Im zweiten Frühlings-Kolloquium des Institut Geomatik, über die Königsklasse in der Vermessung, stellte Stefan Conzett von der terra vermessungen AG die Vermessungsarbeiten am Kerenzerbergtunnel vor. Mithilfe von Anekdoten zwischen Realität und Theorie, wurde die Bauherrenvermessung vom Sicherheitsstollen, den Zuhörerinnen nähergebracht.

Im Projekt von ASTRA wird ein neuer Sicherheitsstollen im Kerenzerbergtunnel am Walensee gebaut. Dieser verläuft parallel zur bestehenden Röhre in Fahrtrichtung Zürich-Chur. Neben der Realisierung des neuen Sicherheitsstollens bis Ende 2024, wird die Hauptröhre bis 2026 instandgesetzt. Der Sicherheits-stollen mit einem Innendurchmesser von 6.3 m hat eine Länge von 5.6 km. Eine Eigenheit bei diesem Projekt ist, das es etwa in der Hälfte schon einen bestehenden Stollen hat, der zum See hinunterführt.

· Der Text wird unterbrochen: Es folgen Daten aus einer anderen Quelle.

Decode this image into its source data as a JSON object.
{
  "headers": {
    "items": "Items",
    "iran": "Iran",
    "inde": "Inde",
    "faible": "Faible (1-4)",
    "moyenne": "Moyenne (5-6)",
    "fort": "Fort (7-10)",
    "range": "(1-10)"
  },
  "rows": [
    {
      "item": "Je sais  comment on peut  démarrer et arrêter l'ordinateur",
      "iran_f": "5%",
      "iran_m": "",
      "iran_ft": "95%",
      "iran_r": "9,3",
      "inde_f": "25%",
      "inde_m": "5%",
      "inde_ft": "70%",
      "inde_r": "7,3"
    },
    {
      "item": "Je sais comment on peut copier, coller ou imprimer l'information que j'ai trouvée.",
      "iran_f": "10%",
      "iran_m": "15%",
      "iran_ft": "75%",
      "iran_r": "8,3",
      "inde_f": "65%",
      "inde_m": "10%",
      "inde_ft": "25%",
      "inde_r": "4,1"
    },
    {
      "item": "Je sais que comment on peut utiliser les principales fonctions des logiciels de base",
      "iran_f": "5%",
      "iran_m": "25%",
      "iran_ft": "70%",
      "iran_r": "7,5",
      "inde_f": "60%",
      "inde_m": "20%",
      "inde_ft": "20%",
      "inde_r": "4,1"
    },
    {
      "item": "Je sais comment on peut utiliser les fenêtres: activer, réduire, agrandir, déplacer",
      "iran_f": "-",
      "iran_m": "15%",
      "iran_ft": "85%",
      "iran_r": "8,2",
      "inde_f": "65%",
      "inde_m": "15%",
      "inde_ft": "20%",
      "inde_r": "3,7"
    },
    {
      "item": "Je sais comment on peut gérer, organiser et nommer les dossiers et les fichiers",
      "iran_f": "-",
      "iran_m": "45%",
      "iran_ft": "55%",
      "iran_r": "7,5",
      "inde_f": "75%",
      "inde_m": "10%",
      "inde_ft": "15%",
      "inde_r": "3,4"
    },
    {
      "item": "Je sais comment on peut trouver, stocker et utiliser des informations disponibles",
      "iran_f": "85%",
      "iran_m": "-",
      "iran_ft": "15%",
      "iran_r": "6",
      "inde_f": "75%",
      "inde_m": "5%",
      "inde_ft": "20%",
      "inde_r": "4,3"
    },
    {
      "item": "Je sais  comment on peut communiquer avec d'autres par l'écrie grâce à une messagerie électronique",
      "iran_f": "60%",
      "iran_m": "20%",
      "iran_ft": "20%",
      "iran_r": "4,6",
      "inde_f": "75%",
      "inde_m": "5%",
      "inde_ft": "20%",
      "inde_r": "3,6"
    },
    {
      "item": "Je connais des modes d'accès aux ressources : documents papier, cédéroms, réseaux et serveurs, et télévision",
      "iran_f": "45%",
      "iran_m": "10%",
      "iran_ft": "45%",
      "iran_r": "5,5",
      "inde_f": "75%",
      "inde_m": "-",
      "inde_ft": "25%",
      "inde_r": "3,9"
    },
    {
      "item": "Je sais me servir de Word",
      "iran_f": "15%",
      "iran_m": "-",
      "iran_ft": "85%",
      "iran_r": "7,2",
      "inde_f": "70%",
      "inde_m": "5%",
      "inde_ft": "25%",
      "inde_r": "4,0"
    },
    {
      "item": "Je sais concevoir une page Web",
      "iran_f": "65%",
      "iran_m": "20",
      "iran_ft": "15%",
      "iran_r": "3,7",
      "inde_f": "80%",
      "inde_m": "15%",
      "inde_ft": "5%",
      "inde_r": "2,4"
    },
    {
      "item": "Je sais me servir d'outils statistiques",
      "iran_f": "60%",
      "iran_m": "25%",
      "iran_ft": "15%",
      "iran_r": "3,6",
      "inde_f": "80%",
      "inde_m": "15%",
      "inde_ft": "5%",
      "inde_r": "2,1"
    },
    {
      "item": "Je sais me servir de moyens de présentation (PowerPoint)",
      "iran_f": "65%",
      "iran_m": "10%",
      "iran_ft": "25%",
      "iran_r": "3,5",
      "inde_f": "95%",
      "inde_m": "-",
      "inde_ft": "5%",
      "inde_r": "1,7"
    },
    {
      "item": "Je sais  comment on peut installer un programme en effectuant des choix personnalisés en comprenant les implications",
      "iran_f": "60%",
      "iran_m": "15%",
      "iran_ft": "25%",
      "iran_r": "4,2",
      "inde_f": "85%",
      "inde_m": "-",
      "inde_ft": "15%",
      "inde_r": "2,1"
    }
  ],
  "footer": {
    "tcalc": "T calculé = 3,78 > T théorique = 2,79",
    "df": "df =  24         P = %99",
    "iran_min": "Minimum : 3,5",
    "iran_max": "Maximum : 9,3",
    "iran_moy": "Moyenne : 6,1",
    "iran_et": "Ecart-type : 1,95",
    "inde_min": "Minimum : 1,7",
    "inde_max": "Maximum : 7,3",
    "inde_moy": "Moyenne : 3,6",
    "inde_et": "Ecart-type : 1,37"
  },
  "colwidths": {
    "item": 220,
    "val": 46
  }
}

Die Firma terra vermessungen AG hat in diesem Projekt das Mandat der Bauherrenvermessung erhalten. Dazu gehören verschiedene Aufgaben wie zum Beispiel Grundlagenetz und Tunnelnetz, Ausführungskon-trolle, geodätische Überwachungsmessungen.

Grundlagenetz

Das Grundlagenetz stellt die Grundlage des ganzen Projektes dar. Die geforderten Toleranzen für den Durchschlag betragen ± 80 mm quer, ± 100 mm längs und ± 30 mm in der Höhe bezüglich der Sollachse. Da die Vortriebssteuerung ohne Vermessungskreisel durchgeführt wird, ist es ausfordernd die ge-wünschten Toleranzen des Bauherrn einzuhalten. Aufgrund der Tatsache, dass es in der Mitte des Tun-nels ein bestehender Stollen ins Freie gibt, konnte eine Durchschlagsgenauigkeit von 25 mm in Querrichtung und 22mm in Längsrichtung errechnet werden. Um die gewünschten Toleranzen zu erreichen, musste ein gutes Grundlagenetz erstellt werden. Obschon ein Grundlagenetz von vorherigen Arbeiten vorhanden war, entschied sich die Firma terra vermessungen AG ein komplett neues Netz zu erstellen. Die Entscheidung fiel auf ein Kombinetz, das heisst eine Kombination aus GNSS und terrestrischen Messungen. Das gesamte Netz erstreckt sich über eine Länge von 10 km und einer Breite von 2.5 km. Das Netz besteht aus 15 Punkten. Diese wurden zuerst mit statischen GNSS-Messungen in 2 Sessionen à 24 Stunden gemessen. Dabei wurde eine Genauigkeit von 3 mm in der Lage und 4 mm in der Höhe angestrebt. Die tachymetrischen Messungen wahren mit einigen Schwierigkeiten verbunden. Aufgrund der langen Visuren (3-5 km), den grossen Höhenunterschieden und des unberechenbaren Nebels, konnte nicht immer wie gewünscht gemessen werden. Hinzu kamen die teilweise grossen Temperaturunterschiede bei den Messungen über den See. Diese stellten die Vermesserinnen vor einer grossen Heraus-forderung und zwar die Modellierung der atmosphärischen Parameter entlang der Visuren. Weitere und nicht vernachlässigbare Parameter sind die unterschiedlichen Lotabweichungen in der Region, wegen den Bergen und Tälern. Die Auswertungen der GNSS und tachymetrischen Messungen wurden in LTOP ausgeführt. Dank diesem Netz konnte an beiden Portalen Konfidenzellipsen von 1.6 bzw. 1.4 mm erzielt werden, was eine gute Ausgangslage für den Beginn des Vortriebs geboten hat.

Vortriebskontrollen

An einem Tag treiben 10 – 20 Bergleute die Tunnelbohrmaschine ca. 25 m durch den Berg. Dabei gilt es sicherzustellen, dass der Tunnel in die richtige Richtung gebohrt wird. Diese Arbeit muss alle 300 – 400 m gemacht werden und wird Vortriebskontrolle genannt. Hierfür wird ca. alle 4 Wochen ein Polygon-netz bis kurz hinter der Tunnelbohrmaschine gemessen. Dabei misst man nicht bei jeder Vortriebskon-trolle von vorne, also vom Tunnelportal aus, sondern man schliesst mit einer gewissen Überlappung beim schon bestehenden Netz an.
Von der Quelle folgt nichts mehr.